We’re keeping our Shilshole slip for now. We have regular business over in Seattle, and it will be nice to have the boat over there as a local condo when we need to stay overnight. It’s expensive maintaining two moorages, but the waitlist for Shilshole is so long I’m hesitant to give it up. The new moorage is about half of what Shilshole is, so it will be nice to eventually move here permanently.
There was a long wait list here, as well. But, apparently having a shiny new boat bumps you to the front of the queue for private marinas. I feel a little bad about that – but not really. Especially considering how we’ve been treated by the sailboats and live-aboards.*
Anyway – mechanical updates!
We’ve started seeing our forward ELCI breaker trip. This happened sporadically up in Blaine during commissioning as well. So far it has only happened once, but it made us lose all the food in the fridge, since we don’t leave the inverter on when we’re away. There are no obvious sources of surges (no electric heaters, etc.) and the failure is infrequent. When we plugged power back in we saw a green flashing light which indicates: “...the tripping is due to an over current“. These things are super sensitive, so it could be anything.
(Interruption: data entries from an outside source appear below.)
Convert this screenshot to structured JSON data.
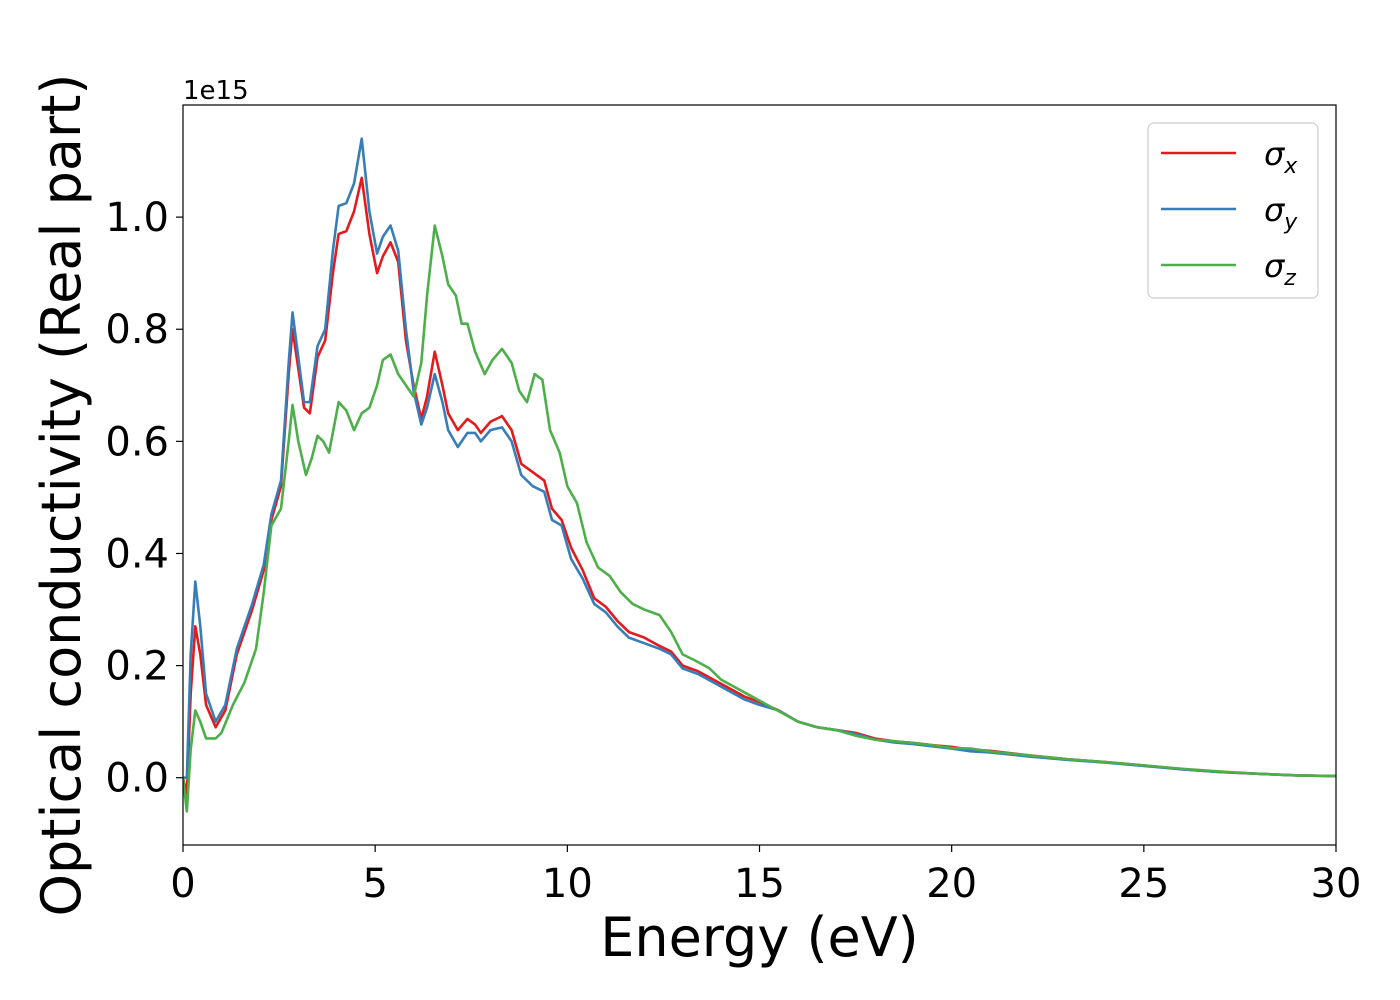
{
  "chart_data": {
    "type": "line",
    "title": "",
    "xlabel": "Energy (eV)",
    "ylabel": "Optical conductivity (Real part)",
    "y_offset_label": "1e15",
    "xlim": [
      0,
      30
    ],
    "ylim": [
      -0.12,
      1.2
    ],
    "grid": false,
    "legend_position": "top-right",
    "x_ticks": [
      0,
      5,
      10,
      15,
      20,
      25,
      30
    ],
    "x_tick_labels": [
      "0",
      "5",
      "10",
      "15",
      "20",
      "25",
      "30"
    ],
    "y_ticks": [
      0.0,
      0.2,
      0.4,
      0.6,
      0.8,
      1.0
    ],
    "y_tick_labels": [
      "0.0",
      "0.2",
      "0.4",
      "0.6",
      "0.8",
      "1.0"
    ],
    "series": [
      {
        "name": "σx",
        "symbol": "σ",
        "subscript": "x",
        "color": "#e41a1c",
        "points": [
          [
            0,
            0.0
          ],
          [
            0.1,
            -0.03
          ],
          [
            0.2,
            0.15
          ],
          [
            0.32,
            0.27
          ],
          [
            0.45,
            0.22
          ],
          [
            0.6,
            0.13
          ],
          [
            0.85,
            0.09
          ],
          [
            1.1,
            0.12
          ],
          [
            1.4,
            0.22
          ],
          [
            1.8,
            0.3
          ],
          [
            2.1,
            0.37
          ],
          [
            2.3,
            0.46
          ],
          [
            2.55,
            0.52
          ],
          [
            2.75,
            0.72
          ],
          [
            2.85,
            0.8
          ],
          [
            3.0,
            0.73
          ],
          [
            3.15,
            0.66
          ],
          [
            3.3,
            0.65
          ],
          [
            3.5,
            0.75
          ],
          [
            3.7,
            0.78
          ],
          [
            3.9,
            0.9
          ],
          [
            4.05,
            0.97
          ],
          [
            4.25,
            0.975
          ],
          [
            4.45,
            1.01
          ],
          [
            4.65,
            1.07
          ],
          [
            4.85,
            0.97
          ],
          [
            5.05,
            0.9
          ],
          [
            5.2,
            0.93
          ],
          [
            5.4,
            0.955
          ],
          [
            5.6,
            0.92
          ],
          [
            5.8,
            0.78
          ],
          [
            6.0,
            0.7
          ],
          [
            6.2,
            0.64
          ],
          [
            6.35,
            0.68
          ],
          [
            6.55,
            0.76
          ],
          [
            6.75,
            0.7
          ],
          [
            6.9,
            0.65
          ],
          [
            7.15,
            0.62
          ],
          [
            7.4,
            0.64
          ],
          [
            7.6,
            0.63
          ],
          [
            7.75,
            0.615
          ],
          [
            8.0,
            0.635
          ],
          [
            8.3,
            0.645
          ],
          [
            8.55,
            0.62
          ],
          [
            8.8,
            0.56
          ],
          [
            9.1,
            0.545
          ],
          [
            9.4,
            0.53
          ],
          [
            9.6,
            0.48
          ],
          [
            9.85,
            0.46
          ],
          [
            10.1,
            0.41
          ],
          [
            10.4,
            0.37
          ],
          [
            10.7,
            0.32
          ],
          [
            11.0,
            0.305
          ],
          [
            11.3,
            0.28
          ],
          [
            11.6,
            0.26
          ],
          [
            12.0,
            0.25
          ],
          [
            12.4,
            0.235
          ],
          [
            12.7,
            0.225
          ],
          [
            13.0,
            0.2
          ],
          [
            13.4,
            0.19
          ],
          [
            13.8,
            0.175
          ],
          [
            14.2,
            0.16
          ],
          [
            14.6,
            0.145
          ],
          [
            15.0,
            0.135
          ],
          [
            15.5,
            0.12
          ],
          [
            16.0,
            0.1
          ],
          [
            16.5,
            0.09
          ],
          [
            17.0,
            0.085
          ],
          [
            17.5,
            0.08
          ],
          [
            18.0,
            0.07
          ],
          [
            18.5,
            0.065
          ],
          [
            19.0,
            0.062
          ],
          [
            19.5,
            0.058
          ],
          [
            20.0,
            0.055
          ],
          [
            20.5,
            0.05
          ],
          [
            21.0,
            0.048
          ],
          [
            22.0,
            0.04
          ],
          [
            23.0,
            0.033
          ],
          [
            24.0,
            0.028
          ],
          [
            25.0,
            0.022
          ],
          [
            26.0,
            0.015
          ],
          [
            27.0,
            0.01
          ],
          [
            28.0,
            0.007
          ],
          [
            29.0,
            0.004
          ],
          [
            30.0,
            0.003
          ]
        ]
      },
      {
        "name": "σy",
        "symbol": "σ",
        "subscript": "y",
        "color": "#377eb8",
        "points": [
          [
            0,
            0.0
          ],
          [
            0.1,
            0.0
          ],
          [
            0.2,
            0.22
          ],
          [
            0.32,
            0.35
          ],
          [
            0.45,
            0.27
          ],
          [
            0.6,
            0.15
          ],
          [
            0.85,
            0.1
          ],
          [
            1.1,
            0.13
          ],
          [
            1.4,
            0.23
          ],
          [
            1.8,
            0.31
          ],
          [
            2.1,
            0.38
          ],
          [
            2.3,
            0.47
          ],
          [
            2.55,
            0.53
          ],
          [
            2.75,
            0.74
          ],
          [
            2.85,
            0.83
          ],
          [
            3.0,
            0.75
          ],
          [
            3.15,
            0.67
          ],
          [
            3.3,
            0.67
          ],
          [
            3.5,
            0.77
          ],
          [
            3.7,
            0.8
          ],
          [
            3.9,
            0.94
          ],
          [
            4.05,
            1.02
          ],
          [
            4.25,
            1.025
          ],
          [
            4.45,
            1.06
          ],
          [
            4.65,
            1.14
          ],
          [
            4.85,
            1.01
          ],
          [
            5.05,
            0.935
          ],
          [
            5.2,
            0.965
          ],
          [
            5.4,
            0.985
          ],
          [
            5.6,
            0.94
          ],
          [
            5.8,
            0.8
          ],
          [
            6.0,
            0.69
          ],
          [
            6.2,
            0.63
          ],
          [
            6.35,
            0.66
          ],
          [
            6.55,
            0.72
          ],
          [
            6.75,
            0.67
          ],
          [
            6.9,
            0.62
          ],
          [
            7.15,
            0.59
          ],
          [
            7.4,
            0.615
          ],
          [
            7.6,
            0.615
          ],
          [
            7.75,
            0.6
          ],
          [
            8.0,
            0.62
          ],
          [
            8.3,
            0.625
          ],
          [
            8.55,
            0.6
          ],
          [
            8.8,
            0.54
          ],
          [
            9.1,
            0.52
          ],
          [
            9.4,
            0.51
          ],
          [
            9.6,
            0.46
          ],
          [
            9.85,
            0.45
          ],
          [
            10.1,
            0.39
          ],
          [
            10.4,
            0.355
          ],
          [
            10.7,
            0.31
          ],
          [
            11.0,
            0.295
          ],
          [
            11.3,
            0.27
          ],
          [
            11.6,
            0.25
          ],
          [
            12.0,
            0.24
          ],
          [
            12.4,
            0.23
          ],
          [
            12.7,
            0.22
          ],
          [
            13.0,
            0.195
          ],
          [
            13.4,
            0.185
          ],
          [
            13.8,
            0.17
          ],
          [
            14.2,
            0.155
          ],
          [
            14.6,
            0.14
          ],
          [
            15.0,
            0.13
          ],
          [
            15.5,
            0.12
          ],
          [
            16.0,
            0.1
          ],
          [
            16.5,
            0.09
          ],
          [
            17.0,
            0.085
          ],
          [
            17.5,
            0.078
          ],
          [
            18.0,
            0.068
          ],
          [
            18.5,
            0.063
          ],
          [
            19.0,
            0.06
          ],
          [
            19.5,
            0.056
          ],
          [
            20.0,
            0.052
          ],
          [
            20.5,
            0.047
          ],
          [
            21.0,
            0.045
          ],
          [
            22.0,
            0.038
          ],
          [
            23.0,
            0.032
          ],
          [
            24.0,
            0.027
          ],
          [
            25.0,
            0.021
          ],
          [
            26.0,
            0.015
          ],
          [
            27.0,
            0.01
          ],
          [
            28.0,
            0.007
          ],
          [
            29.0,
            0.004
          ],
          [
            30.0,
            0.003
          ]
        ]
      },
      {
        "name": "σz",
        "symbol": "σ",
        "subscript": "z",
        "color": "#4daf4a",
        "points": [
          [
            0,
            0.0
          ],
          [
            0.1,
            -0.06
          ],
          [
            0.2,
            0.05
          ],
          [
            0.32,
            0.12
          ],
          [
            0.45,
            0.1
          ],
          [
            0.6,
            0.07
          ],
          [
            0.85,
            0.07
          ],
          [
            1.0,
            0.08
          ],
          [
            1.3,
            0.13
          ],
          [
            1.6,
            0.17
          ],
          [
            1.9,
            0.23
          ],
          [
            2.1,
            0.33
          ],
          [
            2.3,
            0.45
          ],
          [
            2.55,
            0.48
          ],
          [
            2.75,
            0.6
          ],
          [
            2.85,
            0.665
          ],
          [
            3.0,
            0.6
          ],
          [
            3.2,
            0.54
          ],
          [
            3.35,
            0.57
          ],
          [
            3.5,
            0.61
          ],
          [
            3.65,
            0.6
          ],
          [
            3.8,
            0.58
          ],
          [
            4.05,
            0.67
          ],
          [
            4.25,
            0.655
          ],
          [
            4.45,
            0.62
          ],
          [
            4.65,
            0.65
          ],
          [
            4.85,
            0.66
          ],
          [
            5.05,
            0.7
          ],
          [
            5.2,
            0.745
          ],
          [
            5.4,
            0.755
          ],
          [
            5.6,
            0.72
          ],
          [
            5.8,
            0.7
          ],
          [
            6.0,
            0.68
          ],
          [
            6.2,
            0.74
          ],
          [
            6.35,
            0.86
          ],
          [
            6.55,
            0.985
          ],
          [
            6.75,
            0.93
          ],
          [
            6.9,
            0.88
          ],
          [
            7.1,
            0.86
          ],
          [
            7.25,
            0.81
          ],
          [
            7.4,
            0.81
          ],
          [
            7.6,
            0.76
          ],
          [
            7.85,
            0.72
          ],
          [
            8.05,
            0.745
          ],
          [
            8.3,
            0.765
          ],
          [
            8.55,
            0.74
          ],
          [
            8.75,
            0.69
          ],
          [
            8.95,
            0.67
          ],
          [
            9.15,
            0.72
          ],
          [
            9.35,
            0.71
          ],
          [
            9.55,
            0.62
          ],
          [
            9.8,
            0.58
          ],
          [
            10.0,
            0.52
          ],
          [
            10.25,
            0.49
          ],
          [
            10.5,
            0.42
          ],
          [
            10.8,
            0.375
          ],
          [
            11.1,
            0.36
          ],
          [
            11.4,
            0.33
          ],
          [
            11.7,
            0.31
          ],
          [
            12.0,
            0.3
          ],
          [
            12.4,
            0.29
          ],
          [
            12.7,
            0.26
          ],
          [
            13.0,
            0.22
          ],
          [
            13.3,
            0.21
          ],
          [
            13.7,
            0.195
          ],
          [
            14.0,
            0.175
          ],
          [
            14.4,
            0.16
          ],
          [
            14.8,
            0.145
          ],
          [
            15.2,
            0.13
          ],
          [
            15.6,
            0.115
          ],
          [
            16.0,
            0.1
          ],
          [
            16.5,
            0.09
          ],
          [
            17.0,
            0.085
          ],
          [
            17.5,
            0.075
          ],
          [
            18.0,
            0.068
          ],
          [
            18.5,
            0.065
          ],
          [
            19.0,
            0.062
          ],
          [
            19.5,
            0.058
          ],
          [
            20.0,
            0.053
          ],
          [
            20.5,
            0.052
          ],
          [
            21.0,
            0.047
          ],
          [
            22.0,
            0.04
          ],
          [
            23.0,
            0.033
          ],
          [
            24.0,
            0.028
          ],
          [
            25.0,
            0.022
          ],
          [
            26.0,
            0.016
          ],
          [
            27.0,
            0.011
          ],
          [
            28.0,
            0.007
          ],
          [
            29.0,
            0.004
          ],
          [
            30.0,
            0.003
          ]
        ]
      }
    ]
  }
}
This one may be tough to track down. Now that the boat is closer, it’s easier to check in on it. But, I still want to know that I’m not going to intermittently lose shore power. North Pacific is helping troubleshoot – but I am also farther away from their usual boat mechanics, so the logistics could be a problem.
Hot Coolant Smell
One or both of the heater cores under the kid’s bed smells like hot antifreeze. If you’ve never smelled it, it smells like maple syrup or roasted chestnuts. There are no signs of leaks anywhere, but the smell is quite strong. North Pacific sent me a spare heater core and the local rep for ITR (the manufacturer) happens to be anchored outside our new marina (seriously, that’s a stroke of luck!). He’ll come troubleshoot on Tuesday. We need to get this addressed before our Christmas trip.
Salon Blinds are Done!
I’ve had piles of blinds sitting in the laz for months now. I finally bit the bullet and spent a day getting the rest of them in the salon. The valence hanging over the window makes these really hard to get in. A couple a tricks I found:
- Use some poster putty to hold the clip in place while you get the screws in.
- Get a really long extension for the power drill (and use the hex head, not the Philips head).
A couple of times I could not get the screws to go all the way in, the facing would pull away and the screw hit something (maybe the aluminum floor mesh?). But, for the most part they seem secure. I think they look really good…
Finally, this has been a chronic annoyance for a while. The couch doesn’t sit level (on a boat? really?) and the plastic pads scratch the floor. We tried little shims and felt pads, but they don’t work. So, I added some permanent felt feet that can be adjusted. Now it sits level and I can move it without scratching the floor.
One more thing. I picked up one of these Milwaukee portable shop vacs and they’re amazing. It makes cleanup of sawdust and other stuff super convenient. It’s also part of the whole “Fuel” line of tools that use interchangeable batteries. Though, there are differences you should be aware of before you decide to lock into their ecosystem. So far I have the shop vac, a drill, an impact drill, and a leaf blower. Been very happy with them.
*Let’s just say the tension between sail and power, and between marina live-aboards and monthly moorage, turns into full on class warfare when you have a new boat.